The Harvard men’s hockey team’s 2010-2011 campaign is the tale of two seasons.
But for the first 22 games, it was just the worst of times.
After an abysmal 4-18 start, the pieces finally fell in place for the Crimson (12-21-1, 7-14-1 ECAC), which went 8-3-1 the rest of the way. The team’s late-in-the-season hot streak propelled it into the ECAC quarterfinals, where Harvard’s season ended in a loss to Dartmouth in a best-of-three series.
“We didn’t get a lot of momentum early on, and that obviously hurt us,” sophomore forward Marshall Everson said. “We had a couple bad losing streaks, but the last eight or nine games, I thought we played pretty well…We came together late, and we started to play our style of hockey.”
The season didn’t yet turn south for the first few games. Though Harvard fell to No. 15 Union, 2-1, in the year’s first contest, the Crimson responded with an upset over No. 18 Rensselaer and a win at St. Lawrence.
That’s when things started to fall apart. Harvard didn’t win another contest for nearly two months, and the next league victory didn’t come until another month after that. In the seven-game losing streak, the Crimson was outscored, 28-11.
Harvard hit rock-bottom in back-to-back 8-2 and 5-2 losses to Dartmouth.
“We played [Dartmouth] where…we were in one of those ruts that we went through, and it showed,” Everson says. “[Dartmouth’s] confidence took over in both of those games.”
A 4-2 win over Army on New Year’s Day ended the Crimson’s skid. But the next day, Harvard fell to Vermont, beginning yet another seven-game losing streak. And other than the lone 6-2 victory against Colgate, the worst team in the ECAC, Harvard didn’t win again until Feb. 14.
But in a one-week span in February, the Crimson managed to turn its season around.
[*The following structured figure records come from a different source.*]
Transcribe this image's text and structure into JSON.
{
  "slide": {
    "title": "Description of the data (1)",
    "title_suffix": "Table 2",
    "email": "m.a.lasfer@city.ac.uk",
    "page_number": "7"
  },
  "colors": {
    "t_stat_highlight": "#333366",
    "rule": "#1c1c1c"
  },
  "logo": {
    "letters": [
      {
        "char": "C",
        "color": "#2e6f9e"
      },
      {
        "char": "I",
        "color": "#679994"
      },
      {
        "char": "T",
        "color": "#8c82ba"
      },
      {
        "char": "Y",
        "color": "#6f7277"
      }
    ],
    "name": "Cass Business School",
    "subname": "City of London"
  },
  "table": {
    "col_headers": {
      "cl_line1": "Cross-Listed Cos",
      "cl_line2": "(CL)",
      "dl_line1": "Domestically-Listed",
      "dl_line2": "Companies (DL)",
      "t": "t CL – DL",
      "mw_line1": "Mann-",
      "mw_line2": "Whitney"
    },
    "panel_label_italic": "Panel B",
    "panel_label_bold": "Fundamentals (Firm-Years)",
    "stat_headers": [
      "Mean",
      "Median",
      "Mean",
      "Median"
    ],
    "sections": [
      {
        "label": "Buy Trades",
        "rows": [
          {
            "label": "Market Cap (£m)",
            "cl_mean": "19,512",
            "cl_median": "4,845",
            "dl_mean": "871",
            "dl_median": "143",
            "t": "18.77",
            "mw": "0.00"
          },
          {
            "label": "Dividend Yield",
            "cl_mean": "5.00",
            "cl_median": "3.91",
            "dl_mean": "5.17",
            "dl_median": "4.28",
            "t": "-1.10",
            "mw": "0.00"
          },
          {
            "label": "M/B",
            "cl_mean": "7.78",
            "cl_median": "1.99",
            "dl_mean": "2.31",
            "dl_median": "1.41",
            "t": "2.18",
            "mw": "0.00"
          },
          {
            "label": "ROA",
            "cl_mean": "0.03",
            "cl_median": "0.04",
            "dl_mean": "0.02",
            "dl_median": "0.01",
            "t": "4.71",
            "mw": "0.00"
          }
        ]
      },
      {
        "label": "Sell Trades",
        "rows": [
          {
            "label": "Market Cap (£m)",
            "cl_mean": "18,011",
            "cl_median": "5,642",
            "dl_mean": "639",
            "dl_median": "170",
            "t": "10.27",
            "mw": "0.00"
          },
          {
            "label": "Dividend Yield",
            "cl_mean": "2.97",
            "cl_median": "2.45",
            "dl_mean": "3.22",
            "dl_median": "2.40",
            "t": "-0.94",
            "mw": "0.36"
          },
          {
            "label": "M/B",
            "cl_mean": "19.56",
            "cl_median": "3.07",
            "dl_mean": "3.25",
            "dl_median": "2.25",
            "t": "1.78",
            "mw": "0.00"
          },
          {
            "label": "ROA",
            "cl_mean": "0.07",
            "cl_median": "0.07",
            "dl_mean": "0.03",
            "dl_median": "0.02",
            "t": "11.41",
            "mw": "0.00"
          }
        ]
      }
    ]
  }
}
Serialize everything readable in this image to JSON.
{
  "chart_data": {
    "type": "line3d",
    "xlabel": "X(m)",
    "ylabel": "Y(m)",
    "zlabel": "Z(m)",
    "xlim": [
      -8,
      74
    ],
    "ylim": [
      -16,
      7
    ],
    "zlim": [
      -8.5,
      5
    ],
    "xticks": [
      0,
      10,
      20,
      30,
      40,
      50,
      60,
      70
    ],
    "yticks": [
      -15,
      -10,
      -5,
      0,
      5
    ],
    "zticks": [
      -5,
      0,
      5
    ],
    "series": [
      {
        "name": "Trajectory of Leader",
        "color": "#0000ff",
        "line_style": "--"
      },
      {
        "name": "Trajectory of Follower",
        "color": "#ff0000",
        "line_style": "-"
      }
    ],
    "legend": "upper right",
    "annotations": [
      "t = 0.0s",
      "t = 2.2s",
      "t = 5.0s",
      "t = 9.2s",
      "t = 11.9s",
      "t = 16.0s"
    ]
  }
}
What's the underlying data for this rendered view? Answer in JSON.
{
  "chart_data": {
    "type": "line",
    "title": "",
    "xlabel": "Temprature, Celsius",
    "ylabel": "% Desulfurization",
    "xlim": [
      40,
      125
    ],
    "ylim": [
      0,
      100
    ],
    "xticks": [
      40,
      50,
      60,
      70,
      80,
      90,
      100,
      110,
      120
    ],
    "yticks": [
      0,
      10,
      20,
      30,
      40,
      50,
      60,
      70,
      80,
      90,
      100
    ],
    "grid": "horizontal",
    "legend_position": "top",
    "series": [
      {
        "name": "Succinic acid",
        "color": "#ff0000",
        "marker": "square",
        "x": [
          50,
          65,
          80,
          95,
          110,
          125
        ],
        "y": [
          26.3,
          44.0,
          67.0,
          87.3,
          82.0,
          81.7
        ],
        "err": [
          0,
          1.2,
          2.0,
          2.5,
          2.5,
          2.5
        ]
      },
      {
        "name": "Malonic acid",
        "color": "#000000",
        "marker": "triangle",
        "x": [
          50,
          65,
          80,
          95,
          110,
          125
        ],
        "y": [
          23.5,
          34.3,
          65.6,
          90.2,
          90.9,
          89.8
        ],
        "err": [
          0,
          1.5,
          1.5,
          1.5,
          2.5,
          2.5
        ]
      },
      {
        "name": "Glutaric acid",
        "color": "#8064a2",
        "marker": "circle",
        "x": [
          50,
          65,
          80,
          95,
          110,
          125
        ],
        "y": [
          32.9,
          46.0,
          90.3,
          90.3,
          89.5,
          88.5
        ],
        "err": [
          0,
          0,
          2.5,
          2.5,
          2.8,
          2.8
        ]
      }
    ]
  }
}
It started with a brutal 4-0 loss against unranked Northeastern in the Beanpot opener. Harvard failed to get anything going all game and was sloppy all night. In a play emblematic of the Crimson’s season to that point, a shot by a Northeastern forward hit senior goaltender Ryan Carroll’s stick, and the puck bounced over Carroll’s head into the back of the net. After allowing four goals in two periods, Carroll was later pulled in favor of senior goaltender Kyle Richter.
“Coming out of the Northeastern game, no one could feel good about the way we played,” Everson said. “We had a long week of practice to think about it.”
After tying Princeton, a team that had beaten Harvard earlier in the year, in its next game, the Crimson came into the Feb. 14 Beanpot consolation match against Boston University with a little momentum. But the effects of the loss to Northeastern still lingered.
“[There] was a lot of frustration, some anger, but we also [saw] some benefits against Princeton of when we play more of our style of game,” Everson said. “I think we took that into the BU game.”
And that’s when things fell into place.
Harvard pulled off the improbable upset against the No. 15 Terriers, winning, 5-4, in a high-scoring showdown.
The victory proved to be the turning point of Harvard’s season.
“It was a confidence booster, winning that game,” co-captain defenseman Chris Huxley said. “If you have more confidence going into other games, then it helps.”
But confidence wasn’t the only factor in the Crimson’s rebound. The team also retooled its previously poor power play with huge success. Up to and including the Northeastern game, Harvard successfully converted just 11.8 percent of its power plays. From then, the Crimson scored on power plays a whopping 32.7 percent of the time.
After the BU upset, Harvard started racking up the victories, winning four of five to close out the season and earn the 10-seed in the ECAC Playoffs.
In the first round, the Crimson had to trek Potsdam, N.Y., to face off against seventh-seed Clarkson. In the best-of-three series, Harvard needed only two games to close out the victory, winning 2-1 in the first game and 6-4 in the subsequent contest.
The following week, the Crimson met up with Dartmouth, a team that had crushed Harvard earlier in the year.
“We had two tough games against Dartmouth during the regular season,” sophomore forward Alex Fallstrom said. “But we still knew that we had a very good chance of beating them.”
The Crimson did just that in the first game, winning 3-2. But from there, Harvard couldn’t keep up its torrid pace, as Dartmouth narrowly took the next two, 2-1 and 4-3, to win the quarter final series and end the Crimson’s year.
Despite the early exit from the ECAC tournament, the team was satisfied with the large strides it made during the season.
“We had a little rocky start, and maybe the first half of the season didn’t go as expected,” Fallstrom said. “[But then] all the guys started figuring out the systems and doing their roles, and…we became a high-caliber team.”